A psicanálise é uma disciplina singular, em que se combinam um novo tipo de pesquisa das neuroses e um método de tratamento com base nos resultados daquele. Desde já enfatizo que ela não é fruto da especulação, mas da experiência, e, portanto, é inacabada enquanto teoria. Mediante suas próprias inquirições, cada qual pode se persuadir da correção ou incorreção das teses nela presentes, e contribuir para seu desenvolvimento.

Sigmund Freud

[Freud, Sigmund.  Princípios básicos da psicanálise. In: Freud, Sigmund. Observações psicanalíticas sobre um caso de paranoia relatado em autobiografia: (“O caso Schreber”): artigos sobre técnica e outros textos (1911-1913; tradução e notas Paulo César de Souza. – São Paulo: Companhia das letras, 2010, p. 269.]

Em uma comunicação escrita para um congresso médico realizado em 1911, e que seria publicada nas atas do referido congresso somente dois anos mais tarde, em 1913, Freud traça um esboço resumido da teoria e técnica psicanalíticas. Na ocasião, era a psicanálise tratada ainda como novidade, e as resistências que enfrentava o incipiente saber nos meios médicos e acadêmicos eram muito fortes.

Passados cem anos desde a publicação do texto, indagamo-nos hoje o que mudou com relação à aceitação da psicanálise. Na verdade, por mais que muitos tentem denegri-la tanto enquanto teoria quanto como método de tratamento das neuroses, não resta dúvida de que ela se impôs como um saber que mudou radicalmente a forma de ver o ser humano. Classificado com um dos três mestres da suspeita, conforme a expressão cunhada pelo filósofo francês Paul Ricouer, Freud provocou uma verdadeira revolução na concepção que, até então, o homem tinha de si mesmo.

Depois de Freud, tornou-se impossível sustentar certas ilusões ao abrigo das quais a humanidade vivera ao longo de muitos séculos. A par disso, pode-se afirmar que o homem ganhou uma consciência maior de si mesmo, ciente das ciladas que o seu psiquismo lhe prega a todo momento. Uma das consequências foi tornar mais difícil alimentar a autocomplacência e o autoengano.

Por ser uma disciplina em que teoria e prática estão estritamente imbricadas uma na outra, a psicanálise permanece ainda um saber em construção. A propósito, salientem-se os acréscimos que foram e continuam sendo feitos pelos muitos estudiosos e praticantes desse belo e complexo ofício.

Os benefícios advindos do legado deixado por Freud são inegáveis. Entretanto, apesar de todos os ganhos que a psicanálise trouxe à humanidade, ela permanece sendo ainda alvo de muitos e veementes ataques, tornando atual a admoestação transcrita abaixo, escrita por Freud há um século:

“Nos círculos médicos, especialmente nos psiquiátricos, existe a tendência de se opor às teorias da psicanálise sem um verdadeiro estudo ou aplicação prática delas.
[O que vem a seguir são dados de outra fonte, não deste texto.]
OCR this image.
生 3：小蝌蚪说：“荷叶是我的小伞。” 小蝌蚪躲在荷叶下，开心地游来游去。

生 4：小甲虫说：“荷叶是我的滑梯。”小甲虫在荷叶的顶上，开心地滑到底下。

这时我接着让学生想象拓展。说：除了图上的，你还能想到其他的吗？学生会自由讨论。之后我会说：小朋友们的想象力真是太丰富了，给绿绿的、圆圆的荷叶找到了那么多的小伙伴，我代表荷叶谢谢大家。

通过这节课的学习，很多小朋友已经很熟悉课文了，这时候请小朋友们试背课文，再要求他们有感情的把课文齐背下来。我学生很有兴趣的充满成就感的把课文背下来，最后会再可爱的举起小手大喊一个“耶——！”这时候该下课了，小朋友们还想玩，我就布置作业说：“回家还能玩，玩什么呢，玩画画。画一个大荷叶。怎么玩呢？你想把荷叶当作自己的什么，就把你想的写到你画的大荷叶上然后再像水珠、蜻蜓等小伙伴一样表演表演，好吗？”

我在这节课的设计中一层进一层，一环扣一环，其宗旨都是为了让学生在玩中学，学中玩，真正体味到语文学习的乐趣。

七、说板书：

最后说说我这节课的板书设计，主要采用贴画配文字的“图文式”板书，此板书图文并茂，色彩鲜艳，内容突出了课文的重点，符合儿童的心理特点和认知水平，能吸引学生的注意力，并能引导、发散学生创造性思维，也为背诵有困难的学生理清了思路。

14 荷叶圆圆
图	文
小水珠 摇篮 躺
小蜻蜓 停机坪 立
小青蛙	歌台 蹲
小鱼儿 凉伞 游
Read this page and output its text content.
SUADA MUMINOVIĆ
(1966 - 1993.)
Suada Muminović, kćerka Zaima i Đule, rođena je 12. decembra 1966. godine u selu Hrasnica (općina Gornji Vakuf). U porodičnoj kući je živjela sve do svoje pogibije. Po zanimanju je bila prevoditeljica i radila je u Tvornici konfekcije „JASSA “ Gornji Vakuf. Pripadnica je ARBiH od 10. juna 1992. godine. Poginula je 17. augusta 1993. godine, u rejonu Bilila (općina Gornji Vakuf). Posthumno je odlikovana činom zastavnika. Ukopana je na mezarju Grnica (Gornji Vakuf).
Isto se deve não apenas à espantosa novidade dessas teorias e ao contraste que elas apresentam às concepções até agora mantidas pelos psiquiatras, mas também ao fato de os pressupostos e a técnica da psicanálise serem muito mais ligadas ao campo da psicologia do que ao da medicina. Não se pode contestar, porém, que os ensinamentos puramente médicos e não psicológicos contribuíram muito pouco, até aqui, para um entendimento da vida psíquica. O progresso da psicanálise é também retardado pelo medo que sente o observador médio de enxergar-se em seu próprio espelho. Os homens de ciência tendem a confrontar resistências emocionais com argumentos, convencendo-se, assim, do que desejam ser convencidos! Quem não quiser ignorar uma verdade fará bem em desconfiar de suas antipatias, e analisar primeiramente a si mesmo, se pretende submeter ao exame crítico a teoria da psicanálise” (p. 274).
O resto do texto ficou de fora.